Y_test = Y_test.values.argmax(axis=1)

# Define Random Forest classifier
model_1 = RandomForestClassifier(max_depth=3, n_estimators=200, random_state=3)

# Fit classifier using the training set and labels
model_1.fit(X_train, Y_train)
print('Random Forest has been trained!')

# Get the predictions of trained model on the test set
Y_pred_model_1 = model_1.predict(X_test)
Y_pred_model_1 = Y_pred_model_1.argmax(axis=1)

# Which metrics do you think we can use to evaluate our predictions?

In [None]:
# Random Forest Evaluation

# Area Under the curve
fpr, tpr, thresholds = metrics.roc_curve(Y_test, Y_pred_model_1, pos_label=1)
auc_model_1 = metrics.auc(fpr, tpr)
print("Area under the curve: {:.3f}".format(auc_model_1))

# Calculate the accuracy score
accuracy = accuracy_score(Y_test, Y_pred_model_1)
print("Accuracy: {:.2f}%".format(accuracy * 100))

# Calculate balanced accuracy
b_accuracy = balanced_accuracy_score(Y_test, Y_pred_model_1)
print("Balanced Accuracy: {:.2f}%".format(b_accuracy * 100))

In [None]:
# Feature Importance with Random Forest

# Get feature names and importances from trained model
feature_names = X.columns
feature_imp = pd.Series(model_1.feature_importances_,index=feature_names.values).sort_values(ascending=False)

# Create a bar plot
sns.barplot(x=feature_imp[0:10], y=feature_imp.index[0:10])
# Add labels to your graph
plt.xlabel('Feature Importance Score')
plt.ylabel('Feature Names')
plt.title("Visualizing Random Forest Important Features")
plt.show()

In [None]:
# KNN Classifier

from sklearn.neighbors import KNeighborsClassifier

neigh = KNeighborsClassifier(n_neighbors=3)
neigh.fit(X_train, Y_train)

print('KNN Classifier has been trained!')

# Get the predictions of trained model on the test set
Y_pred_neigh = neigh.predict(X_test)
Y_pred_neigh = Y_pred_neigh.argmax(axis=1)

# KNN Evaluation

# Area Under the curve
fpr, tpr, thresholds = metrics.roc_curve(Y_test, Y_pred_neigh, pos_label=1)
auc_neigh = metrics.auc(fpr, tpr)
print("Area under the curve: {:.3f}".format(auc_neigh))

# Calculate the accuracy score
accuracy = accuracy_score(Y_test, Y_pred_neigh)
print("Accuracy: {:.2f}%".format(accuracy * 100))

# Calculate balanced accuracy
b_accuracy = balanced_accuracy_score(Y_test, Y_pred_neigh)
print("Balanced Accuracy: {:.2f}%".format(b_accuracy * 100))
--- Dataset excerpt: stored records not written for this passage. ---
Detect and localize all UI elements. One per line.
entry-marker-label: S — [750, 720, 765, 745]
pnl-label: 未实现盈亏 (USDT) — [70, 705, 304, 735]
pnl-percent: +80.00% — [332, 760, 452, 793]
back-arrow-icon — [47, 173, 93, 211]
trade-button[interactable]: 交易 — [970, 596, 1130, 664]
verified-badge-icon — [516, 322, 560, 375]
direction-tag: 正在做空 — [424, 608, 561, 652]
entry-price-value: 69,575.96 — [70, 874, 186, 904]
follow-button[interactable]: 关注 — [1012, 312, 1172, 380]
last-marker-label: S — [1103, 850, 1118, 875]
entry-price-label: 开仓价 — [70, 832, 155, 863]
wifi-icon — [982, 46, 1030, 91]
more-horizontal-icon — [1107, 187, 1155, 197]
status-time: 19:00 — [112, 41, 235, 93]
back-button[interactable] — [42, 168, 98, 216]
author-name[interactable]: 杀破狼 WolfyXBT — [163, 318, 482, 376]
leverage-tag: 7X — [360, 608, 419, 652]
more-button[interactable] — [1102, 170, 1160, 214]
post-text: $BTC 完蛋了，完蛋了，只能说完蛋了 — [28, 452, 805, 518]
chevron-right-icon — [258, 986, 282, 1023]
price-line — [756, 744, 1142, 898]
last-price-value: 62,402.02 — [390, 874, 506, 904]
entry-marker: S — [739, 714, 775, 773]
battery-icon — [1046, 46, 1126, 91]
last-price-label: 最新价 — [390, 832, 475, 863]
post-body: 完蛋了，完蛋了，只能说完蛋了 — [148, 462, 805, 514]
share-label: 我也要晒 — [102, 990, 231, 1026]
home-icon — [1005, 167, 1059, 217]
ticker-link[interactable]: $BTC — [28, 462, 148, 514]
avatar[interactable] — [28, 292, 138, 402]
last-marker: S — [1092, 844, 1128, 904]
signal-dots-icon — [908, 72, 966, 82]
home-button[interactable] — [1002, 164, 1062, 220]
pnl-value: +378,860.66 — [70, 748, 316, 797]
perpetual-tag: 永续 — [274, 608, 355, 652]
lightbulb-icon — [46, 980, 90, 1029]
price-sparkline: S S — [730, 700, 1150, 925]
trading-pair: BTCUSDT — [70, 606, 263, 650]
## Multi-Layer Perceptron (MLP)

In [None]:
# Multi-Layer Perceptron Classifier

# hidden_layer_sizes=(16,8) --> two hidden layers, one with 16 neuros and one with 8. In total 4 layers
# Input (10 features) + hidden layer 1 (16) + hidden layer 2 (8) + Output layer (2 outputs for binary classification)
model_2 = MLPClassifier(random_state=3, max_iter=800,verbose=True, hidden_layer_sizes=(16,8))
model_2.fit(X_train, Y_train)

print('Multi-layer perceptron has been trained!')

Y_pred_model_2 = model_2.predict(X_test)
Y_pred_model_2 = Y_pred_model_2.argmax(axis=1)

In [None]:
# MLP Evaluation

# Calculate area under the curve
fpr, tpr, thresholds = metrics.roc_curve(Y_test, Y_pred_model_2, pos_label=1)
auc_model_2 = metrics.auc(fpr, tpr)
print("Area under the curve: {:.3f}".format(auc_model_2))

# Calculate the accuracy score
accuracy = accuracy_score(Y_test, Y_pred_model_2)
print("Accuracy: {:.2f}%".format(accuracy * 100))

# Calculate balanced accuracy
b_accuracy = balanced_accuracy_score(Y_test, Y_pred_model_2)
print("Balanced Accuracy: {:.2f}%".format(b_accuracy * 100))

# How can we compare the two classifiers?